Required Python packages:

pip install assemblyai google-generativeai pydub

Setup

Clone the repository:

git clone <repository-url>
cd audio_learning_article

Install dependencies:
```
pip install assemblyai pydub
```
Set up your AssemblyAI API key:
- Edit run_transcriber.bat or run_transcriber.sh
- Replace YOUR_ASSEMBLYAI_API_KEY with your actual API key
- Or set the environment variable ASSEMBLYAI_API_KEY

Usage

Method 1: Manual Execution

Windows:

cd video_transcriber
.\run_transcriber.bat

Linux/macOS:

cd video_transcriber
bash run_transcriber.sh

Direct Python:

cd video_transcriber
python process_videos.py

Method 2: Automated Processing with Windows Task Scheduler

For automatic processing when files are added to the input folder, you can set up a Windows Task Scheduler task:

Step-by-Step Setup:

Open Task Scheduler:
- Press Win + R, type taskschd.msc, and press Enter
- Or search for "Task Scheduler" in the Start menu
Create a New Task:
- In the right panel, click "Create Task..."
- Name: Audio Learning Article Transcriber
- Description: Automatically transcribe videos when added to input folder
- Check "Run whether user is logged on or not"
- Check "Run with highest privileges"
Configure Triggers:
- Go to the "Triggers" tab
- Click "New..."
- Begin the task: "On an event"
- Settings:
  - Log: System
  - Source: Microsoft-Windows-Kernel-File
  - Event ID: 11 (file creation)
- Click "OK"
Configure Actions:
- Go to the "Actions" tab
- Click "New..."
- Action: "Start a program"
- Program/script: cmd.exe
- Add arguments: /c "cd /d "D:\vscode_projects\challenges\audio_learning_article\video_transcriber" && run_transcriber.bat"
- Note: Replace the path with your actual project path
- Click "OK"
Configure Conditions (Optional):
- Go to the "Conditions" tab
- Uncheck "Start the task only if the computer is on AC power" (for laptops)
- Check "Wake the computer to run this task" if desired
Configure Settings:
- Go to the "Settings" tab
- Check "Allow task to be run on demand"
- Check "Run task as soon as possible after a scheduled start is missed"
- If task fails, restart every: 1 minute
- Attempt to restart up to: 3 times
Save the Task:
- Click "OK"
- Enter your Windows password when prompted

Alternative: PowerShell File Watcher (Recommended)

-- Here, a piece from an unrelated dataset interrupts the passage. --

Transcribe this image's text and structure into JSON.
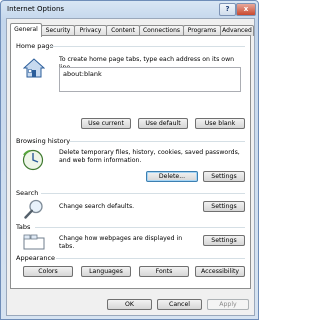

For more precise and reliable file monitoring, use the included PowerShell file watcher script:

To use the PowerShell file watcher:

Open PowerShell as Administrator

Set execution policy (one-time setup):

Set-ExecutionPolicy -ExecutionPolicy RemoteSigned -Scope CurrentUser

Navigate to the video_transcriber folder:

cd "D:\vscode_projects\challenges\audio_learning_article\video_transcriber"

Run the file watcher:
```
.\file_watcher.ps1
```

Features of the PowerShell file watcher:

Smart file detection: Waits for files to be fully copied before processing
File lock checking: Ensures files aren't still being written to
Colored output: Easy-to-read status messages
Error handling: Graceful handling of transcription errors
Automatic path detection: No need to edit paths in the script

The file watcher will:

Monitor the InputVideos folder for new MP4 files
Wait for files to be completely copied
Automatically start transcription when ready
Display progress and status messages
Continue monitoring until you press Ctrl+C

Enhanced Processing Workflow

Drop MP4 files in video_transcriber/InputVideos/
Choose execution method:
- Manual: Run the transcriber using one of the methods above
- Automatic: Files will be processed automatically if you've set up the scheduler/file watcher
The enhanced script will:
- ✅ Extract audio from each MP4 file
- ✅ Send audio to AssemblyAI for transcription
- ✅ Generate raw transcript in OutputMarkdown/
- ✅ Send transcript to Google Gemini AI for article generation
- ✅ Create structured learning article in LearningArticles/
- ✅ Delete original MP4 file (only after successful completion)
- ✅ Clean up temporary audio files
- ✅ Log processing costs and metadata

Output Files:

OutputMarkdown/[filename].md - Raw transcript from AssemblyAI
LearningArticles/[filename]_article.md - Enhanced learning article from Gemini

Safety Features:

Original video files are only deleted after BOTH transcription AND article generation succeed
If any step fails, the original video is preserved
Detailed error logging and cost tracking

Configuration

API Key Setup

You need to configure both API keys as environment variables for security:

Method 1: Environment Variables (Recommended)

# Linux/macOS
export ASSEMBLYAI_API_KEY="your_assemblyai_key_here"
export GEMINI_API_KEY="your_gemini_key_here"

# Windows Command Prompt
set ASSEMBLYAI_API_KEY=your_assemblyai_key_here
set GEMINI_API_KEY=your_gemini_key_here

# Windows PowerShell
$env:ASSEMBLYAI_API_KEY="your_assemblyai_key_here"
$env:GEMINI_API_KEY="your_gemini_key_here"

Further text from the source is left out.